In a tale that reads like a Silicon Valley algorithm gone rogue, my brother’s transformation from a Hollywood liberal to the manosphere’s latest ‘messiah’ is a stark lesson in digital radicalisation. He was once the guy who’d argue for gun control at dinner parties and post #MeToo support threads. Now, he’s peddling alpha male podcasts and blaming ‘woke culture’ for his dating woes. How did this happen? The answer lies not in his psyche but in the recommendation engines of YouTube and Twitter.
It started innocently enough: a Jordan Peterson clip on free speech, then a Joe Rogan episode on cancel culture, then a cascade of ‘red pill’ content. The algorithm didn’t just suggest; it nudged, optimised for engagement. Every click rewarded the machine. My brother’s liberal views were no match for a system designed to exploit outrage. He didn’t fall down a rabbit hole; he was gently lowered by a digital elevator.
The British media analysis often points to economic anxiety or male loneliness. But that’s reductive. What we’re seeing is the UX of radicalisation. Platforms like YouTube have perfected a feedback loop that favours extreme content. It’s not a conspiracy; it’s a business model. The algorithm doesn’t care about truth; it cares about watch time. And nothing keeps you watching like a narrative where you’re the victim.
My brother’s new ‘messiah’ status among men’s rights activists is a feature, not a bug. He speaks their language: resentment repackaged as empowerment. He’s monetising his own despair, and the platforms are happy to take a cut. But here’s the Black Mirror twist: he’s not a bad person. He’s just input-output. The system turned his loneliness into a commodity.

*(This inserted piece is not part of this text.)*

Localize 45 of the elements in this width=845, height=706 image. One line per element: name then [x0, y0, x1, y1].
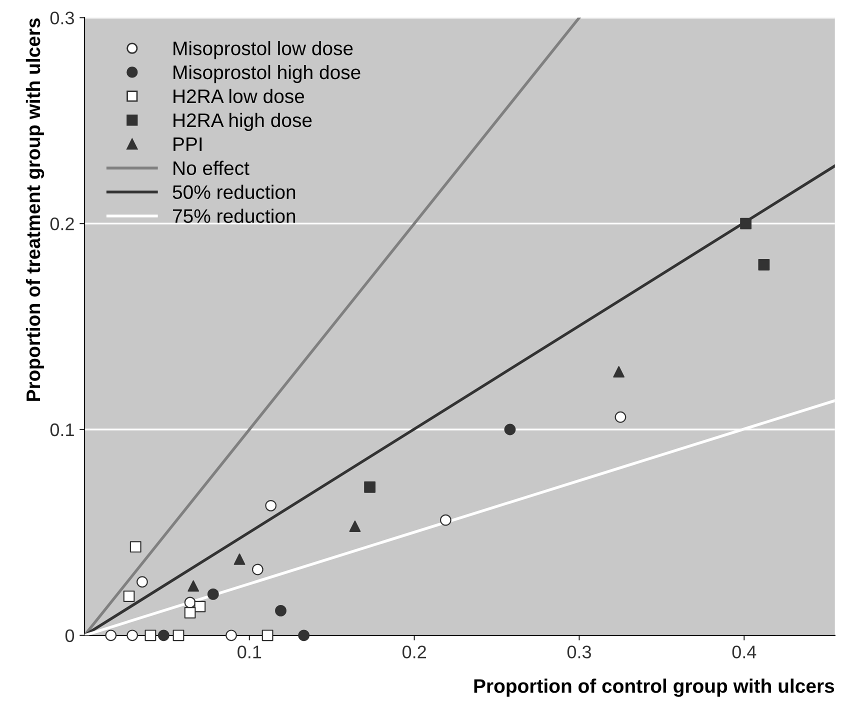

The British media have a term for this: ‘the manosphere’ — a decentralised network of influencers who capitalise on male grievance. But I’d argue it’s more insidious: it’s the natural evolution of a digital ecosystem that prioritises engagement over ethics. My brother went from liberal to extremist not because of any profound ideological shift, but because the algorithm optimised for his misery.
What can we do? We need digital sovereignty — not just for nations but for individuals. We need transparency in recommendation algorithms, a sort of ‘ingredients label’ for how content is surfaced. We need to treat algorithmic manipulation as a public health issue. Because right now, the UX of society is driving us apart.
My brother is lost to me, but his story is a warning. The future we’re building is one where our worst instincts are amplified and our best are buried. We can fix this, but only if we stop treating tech companies as neutral platforms and start seeing them as architects of our collective psyche.